"Les pédophiles sont souvent d'anciennes victimes", analysait en avril dernier le neuropsychiatre Serge Bornstein, au micro d'Europe 1. Un exemple récent vient accréditer cette thèse du scientifique et expert près la cour d'appel de Paris. Un homme de 64 ans, condamné pour des faits de pédophilie en 2002, a fait récemment condamner l'homme qu'il accuse de l'avoir perverti, il y a plus de 50 ans : un prêtre aumônier pédophile. Et son avocat veut aller plus loin, comme le révélait RTL lundi, en attaquant le Vatican.
"Le virus de la pédophilie est là". Les faits dénoncés par le sexagénaire se produisent au début des années 60, dans un lycée de Bourg-en-Bresse, dans l'Ain, alors qu'il n'est âgé que de 12 ans. Le prêtre y est alors aumônier. "Vous avez un jeune adolescent âgé de 12-14 ans, qui est pris en affection par un prêtre. C'est un prêtre pédophile et il profite de l'affection de ce garçon pour l'agresser sexuellement", raconte au micro d'Europe 1 son avocat, Me Emmanuel Ludo. "Ce jeune homme va essayer de mener une vie normale. Il se marie et a des enfants. Mais le virus de la pédophilie est là et il va commettre des infractions puisqu'il est condamné pour des attouchements sexuels", poursuit-il.
"50 ans plus tard, la prescription n'est pas acquise". Le jeune garçon devenu grand est donc condamné en 2002. "Au sortir de cette condamnation, sa vie familiale est pulvérisée, sa vie professionnelle est détruite. Il est seul", explique Me Ludo. L'homme doit se soigner et se reconstruire. "Son thérapeute va le convaincre que sa thérapie passe par la recherche de ce prêtre pédophile et sa condamnation", rapporte l'avocat. "50 ans plus tard, les faits sont prescrits pénalement, depuis longtemps. Mais civilement, il faut considérer que la prescription n'est pas acquise et c'est la raison pour laquelle j'ai réussi à le faire condamner", raconte l'avocat. Ainsi, le tribunal de Nantua a récemment condamné l'ancien aumônier, aujourd'hui retraité et âgé de 82 ans, pour "agression sexuelle". Ce dernier a dû verser 1 euro symbolique à sa victime devenu bourreaux.
Il demande 50.000 euros au Vatican. Mais l'avocat et son client ne veulent pas s'arrêter là. Et si tous les chemins mènent à Rome, celui-ci pousse les deux hommes jusqu'au Vatican. Selon l'avocat, le Saint-Siège aurait protégé le prêtre quand le poids des accusations de pédophilie se faisait de plus en plus pesant. Le Vatican l'aurait ainsi déplacé en Suisse dans les années 70, où un poste lui a été taillé sur mesure. Ce n'est qu'à l'âge de la retraite que le curé rejoint la France. Et Me Ludo espère désormais obtenir réparation pour son client : une indemnisation de 50.000 euros.

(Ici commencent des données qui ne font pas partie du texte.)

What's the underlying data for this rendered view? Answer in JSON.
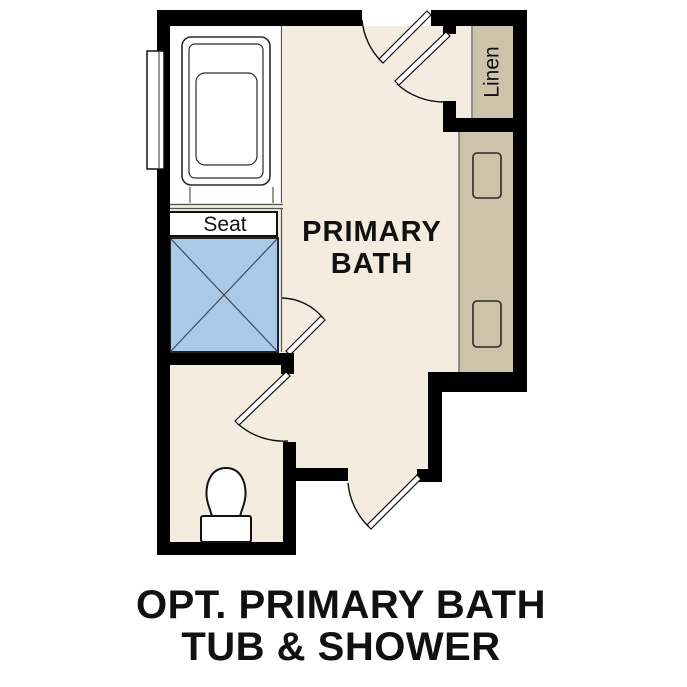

"J'ai fait partir une demande d'indemnisation auprès du Saint-Siège, considérant que le Vatican avait une responsabilité qui me paraît claire. Dans la mesure où c'est le Vatican qui couvre souvent les agissements de ces prêtres et qui les déplace en fonction des dangers qu'ils peuvent représenter, je considère qu'il faut maintenant indemniser", argumente l'avocat.
La pédophilie et la lente réaction du Saint-Siège. Une affaire qui prend tout son sens à la lumière de la dernière décision prise par le pape François en matière de lutte contre la pédophilie dans l'Eglise. Le 10 juin dernier, le souverain pontife a en effet créé une instance judiciaire chargée de juger les évêques qui auraient couvert des abus sexuels commis par des prêtres dans leur diocèse. Un premier procès devait même se tenir en début de mois. Cependant, aucune mesure concernant une indemnisation des victimes n'avait été mentionnée. Pour l'heure, la demande de Me Ludo est restée lettre morte.